The Van Mag Guide to Doing Festivals in Your 30s

Yes, sleeping outside will hurt your back

June 29, 2016

By Max Mitchell

We sent three generation-spanning teams (20s, 30s, and 40s) up to Squamish last year to see if music festivals really are for everyone. In other words, it’s worth a read before you book your Burning Man tickets.

At some point in recent history, music festivals became synonymous with camping. For those of us who would rather attend a funeral than sleep in a tent, that meant going to a music fest became about as likely as knitting a new car out of baguettes.

So imagine my surprise when I discovered that Squamish Music Festival did not force its attendees to spend all three days living on the festival grounds, penned up like cult devotees. Armed with a new-found confidence that I would not be sleeping trapped in damp nylon surrounded by drug-addled minors, I opted to attend my first music festival in over a decade.

As a general rule, my baseline attitude towards camping lies somewhere between “why?” and “never,” but I do have true affection towards Sunwolf, a riverside Squamish campground that has renovated cabins and places to pitch a tent. Despite the proximity to nature, Sunwolf’s biggest attraction is its on-site restaurant, Fergie’s Cafe. It may look like a collection of picnic tables strewn about someone’s backyard, but the food is next-level glorious. I have literally driven 45 minutes just to eat their pulled pork hash, so sleeping as close to Fergie’s as humanly possible was my goal.

Another delicious morning at Fergie’s cafe

Unfortunately, my preferred Sunwolf accommodation, the coveted “logger’s cabin,” was unavailable. In fact, all of the cabins were unavailable, which forced my partner and I into one of their many tent-friendly—I don’t even know what they’re called—plots?

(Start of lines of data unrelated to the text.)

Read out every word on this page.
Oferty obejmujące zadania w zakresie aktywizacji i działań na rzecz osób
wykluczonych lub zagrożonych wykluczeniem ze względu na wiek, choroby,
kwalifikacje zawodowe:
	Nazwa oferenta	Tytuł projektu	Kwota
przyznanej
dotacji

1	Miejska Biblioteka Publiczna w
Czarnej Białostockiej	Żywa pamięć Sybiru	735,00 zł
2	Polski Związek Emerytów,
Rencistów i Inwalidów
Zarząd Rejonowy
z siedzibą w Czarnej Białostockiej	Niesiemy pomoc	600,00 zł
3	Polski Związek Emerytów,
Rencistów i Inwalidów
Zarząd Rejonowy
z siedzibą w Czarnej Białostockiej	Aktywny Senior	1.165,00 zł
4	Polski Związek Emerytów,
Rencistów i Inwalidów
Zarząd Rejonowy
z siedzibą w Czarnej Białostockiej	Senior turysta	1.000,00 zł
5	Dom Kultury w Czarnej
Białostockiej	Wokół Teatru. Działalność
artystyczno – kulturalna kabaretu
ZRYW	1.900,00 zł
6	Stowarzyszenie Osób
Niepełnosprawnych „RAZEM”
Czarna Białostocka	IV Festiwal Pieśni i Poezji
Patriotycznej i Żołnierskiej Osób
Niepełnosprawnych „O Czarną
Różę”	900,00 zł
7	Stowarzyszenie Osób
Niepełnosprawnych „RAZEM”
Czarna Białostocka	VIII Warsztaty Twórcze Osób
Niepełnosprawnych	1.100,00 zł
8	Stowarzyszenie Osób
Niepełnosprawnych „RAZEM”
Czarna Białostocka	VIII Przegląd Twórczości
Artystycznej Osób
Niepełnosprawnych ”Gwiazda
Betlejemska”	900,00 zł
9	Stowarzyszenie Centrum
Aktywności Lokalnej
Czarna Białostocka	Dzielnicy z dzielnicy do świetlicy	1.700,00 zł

Determined not to sleep on the ground, we booked a camper van to provide both shelter and transportation. The van came from a “glamping” company called Wicked Campers and, I kid you not, was decked out in a psychedelic paint job that included a surfing eyeball and E.T. with a handlebar mustache. My girlfriend hated it. I loved it. Especially when I accidentally cut another driver off and realized that the words “When people talk behind your back, just fart” were emblazoned across the back of the van.

Our cool ride was from Glamping Hub, with multiple other designs available. We spruced it up with some Ikea accessories to make things a little homier.

If at all possible, do your research and book accommodations as early as possible. As whimsical as it may feel to make a last-minute decision to hop in your sedan and beeline it towards your nearest Bumbershoot or Mountain Music Fest, you can pretty much count on sleeping in your car if you haven’t booked things ahead of time. You’re going to be spending 95 percent of your time at the festival, so don’t overpay for a hotel with tons of amenities you likely won’t use. Instead, try to book accommodation that offers frequent shuttle service to and from the festival grounds, because when it’s 2:00 a.m. and Drake has just wrapped his set, you will have zero patience for the time and distance between you and sleep.

Lately music festivals have been putting more emphasis on offering a higher quality of food and beverage, but when we’re talking about taking a step up from sunflower seeds and fries, the results have been … interesting. Case in point, at last year’s Squamish Musical Festival I ate a $12 lobster corn dog that tasted exactly like a regular corn dog. Sure, when the concession kid asked me how it was, beaming from ear-to-ear with pride, I lied and said it was amazing, but inside I was cursing my Pavlovian response to food on a stick. Thankfully, most festivals allow outside food and drink, so load up a backpack full of dried fruit and nuts, wasabi peas, and maybe even some cured meat (pre-slice the meat, though, as security won’t take kindly to you wielding a knife of any kind). By bringing high-calorie snacks, you’ll stay satiated and keep your beer buzz respectable. You’ll also save some money by avoiding the festival mark-ups and you’ll spend less time lining up for food and more time wondering what kind of parent would let their teenager attend this thing without a chaperone.

We took waterproof backpacks from Fjallraven and snacks to avoid hanger where possible

Fashion and Regret
Oh, and go buy yourself a rain poncho. Do it now. I’m serious. If you’re at work, stand up from your desk, don’t say a word to anyone, fix a steely gaze and walk directly to your nearest rain poncho outlet and buy a simple, clear, cheap rain poncho. If you don’t do this now, you will regret it. I am the proud owner of the world’s least-stylish $35 black wind breaker (tapered sleeves!?) because I did not take my own advice and purchase a rain poncho in advance. At the first sight of clouds, every rain poncho in the whatever small town the festival is nearest to will dissipate into the ether and you will find yourself thumbing through the racks at the local Mark’s Work Warehouse. Your heart will turn black, as black as your new un-ventilated off-brand jacket.